Despite a decline in mean CHD mortality rates, variations between geographical populations in England have persisted, and are greater in younger age groups. Rates declined more in PCTs with higher levels of deprivation and numbers of smokers.

Limitations of the study

Our study relied on publicly available datasets, although there are limitations on the amount in the public domain. Reliable PCT population-level data for the relevant population and service variables were not available prior to 2006. In contrast to the mortality rates, none of the potential predictor rates was age standardized. Although there was some age banding of ethnicity numbers at PCT level, data for the proportion 0–74 years were not published at PCT population level. IMD scores were not age matched to the outcome.

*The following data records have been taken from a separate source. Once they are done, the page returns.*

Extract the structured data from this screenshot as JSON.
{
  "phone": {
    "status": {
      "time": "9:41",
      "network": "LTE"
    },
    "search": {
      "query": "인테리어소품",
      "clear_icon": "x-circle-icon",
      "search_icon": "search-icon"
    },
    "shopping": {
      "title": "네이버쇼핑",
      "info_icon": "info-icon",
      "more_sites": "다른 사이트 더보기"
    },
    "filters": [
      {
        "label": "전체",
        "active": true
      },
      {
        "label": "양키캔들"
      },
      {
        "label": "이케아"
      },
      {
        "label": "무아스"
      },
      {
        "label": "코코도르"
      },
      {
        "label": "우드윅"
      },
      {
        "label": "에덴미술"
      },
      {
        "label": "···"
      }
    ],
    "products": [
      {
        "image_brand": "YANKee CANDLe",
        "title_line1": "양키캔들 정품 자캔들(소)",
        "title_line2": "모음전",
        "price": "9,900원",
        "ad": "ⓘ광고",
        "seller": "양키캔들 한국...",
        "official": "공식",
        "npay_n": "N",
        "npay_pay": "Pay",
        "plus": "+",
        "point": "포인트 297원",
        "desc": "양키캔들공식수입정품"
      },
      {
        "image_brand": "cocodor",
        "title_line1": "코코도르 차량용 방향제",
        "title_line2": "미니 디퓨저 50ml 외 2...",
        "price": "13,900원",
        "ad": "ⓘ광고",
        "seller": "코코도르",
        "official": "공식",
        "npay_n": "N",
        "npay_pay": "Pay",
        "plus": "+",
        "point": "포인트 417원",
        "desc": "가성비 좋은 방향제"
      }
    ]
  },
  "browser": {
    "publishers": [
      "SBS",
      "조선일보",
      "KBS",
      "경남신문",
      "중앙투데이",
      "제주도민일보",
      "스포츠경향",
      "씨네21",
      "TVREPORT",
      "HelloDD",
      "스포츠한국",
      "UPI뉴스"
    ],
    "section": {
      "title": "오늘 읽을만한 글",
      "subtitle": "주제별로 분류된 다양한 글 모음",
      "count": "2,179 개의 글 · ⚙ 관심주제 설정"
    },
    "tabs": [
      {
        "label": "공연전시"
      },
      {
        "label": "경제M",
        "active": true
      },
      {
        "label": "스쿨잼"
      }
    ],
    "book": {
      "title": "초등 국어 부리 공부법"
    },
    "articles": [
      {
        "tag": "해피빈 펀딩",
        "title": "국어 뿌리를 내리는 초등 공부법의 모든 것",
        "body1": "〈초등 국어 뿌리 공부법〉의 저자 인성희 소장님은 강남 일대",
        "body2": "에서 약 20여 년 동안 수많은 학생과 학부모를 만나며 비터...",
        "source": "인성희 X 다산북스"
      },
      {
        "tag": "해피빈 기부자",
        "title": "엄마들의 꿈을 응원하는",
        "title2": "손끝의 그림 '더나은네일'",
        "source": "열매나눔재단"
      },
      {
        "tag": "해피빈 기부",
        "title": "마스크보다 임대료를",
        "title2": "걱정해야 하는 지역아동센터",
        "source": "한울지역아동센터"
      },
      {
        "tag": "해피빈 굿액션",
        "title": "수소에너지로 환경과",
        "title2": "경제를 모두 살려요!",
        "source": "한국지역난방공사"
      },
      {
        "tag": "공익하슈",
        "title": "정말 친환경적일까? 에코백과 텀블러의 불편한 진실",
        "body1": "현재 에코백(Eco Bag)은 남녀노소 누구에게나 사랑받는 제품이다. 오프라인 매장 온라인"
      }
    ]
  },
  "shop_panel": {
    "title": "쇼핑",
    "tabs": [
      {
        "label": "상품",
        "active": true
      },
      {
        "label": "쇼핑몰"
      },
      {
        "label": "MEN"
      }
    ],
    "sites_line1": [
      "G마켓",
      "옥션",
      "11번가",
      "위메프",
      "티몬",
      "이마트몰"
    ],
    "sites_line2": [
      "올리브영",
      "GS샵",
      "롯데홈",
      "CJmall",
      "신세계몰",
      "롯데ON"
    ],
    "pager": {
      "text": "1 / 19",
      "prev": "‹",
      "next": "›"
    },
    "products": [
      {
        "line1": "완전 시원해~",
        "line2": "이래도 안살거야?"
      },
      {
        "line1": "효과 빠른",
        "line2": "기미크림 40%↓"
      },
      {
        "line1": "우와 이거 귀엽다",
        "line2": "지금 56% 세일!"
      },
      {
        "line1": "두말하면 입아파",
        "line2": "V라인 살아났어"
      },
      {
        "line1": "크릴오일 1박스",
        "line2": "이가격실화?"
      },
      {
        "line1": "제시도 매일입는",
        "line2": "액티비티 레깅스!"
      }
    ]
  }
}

HSE figures used samples of the population; the numbers were relatively small and CIs large, resulting in the calculated rates for some risk factors in a few years lying outside the longitudinal trends (see Table 1), but all of the HSE rates were for 16–74 years. Not having the full range of data at PCT population level after 2010 limited us to examining fully only a limited number of years.

Random fluctuations of rates in the smallest PCTs are unlikely to have a major effect on the calculation of the CV because these PCTs still have large populations and their rates were not outliers. However, CV values should be treated with caution as a measure of inequality, as different modelling assumptions and (non-CV) metrics might produce different answers.

In this analysis, the IMD was considered a stratifier with a fixed value during the period of study, and not as an independent variable in a classic multivariate regression.

Funding

This work had no dedicated funding, but was supported by the Program of the National Institute for Health Research (NIHR) Collaboration for Leadership in Applied Research and Care (CLARHC) in Leicestershire, Northamptonshire, and Rutland and CLAHRC East Midlands. The funding organizations had no role in the design and conduct of the study, in the collection, analysis, and interpretation of the data, or in the preparation, review, or approval of the manuscript.

Conflict of interest statements

K.K. reported being an advisor to the National Screening Committee and being a Clinical Advisor for the Diabetes NICE-led Quality and Outcomes Framework Panel. R.B. and K.K. hold NIHR Senior Investigator Awards, but the views expressed in this paper do not necessarily reflect those of the NIHR or of the Department of Health.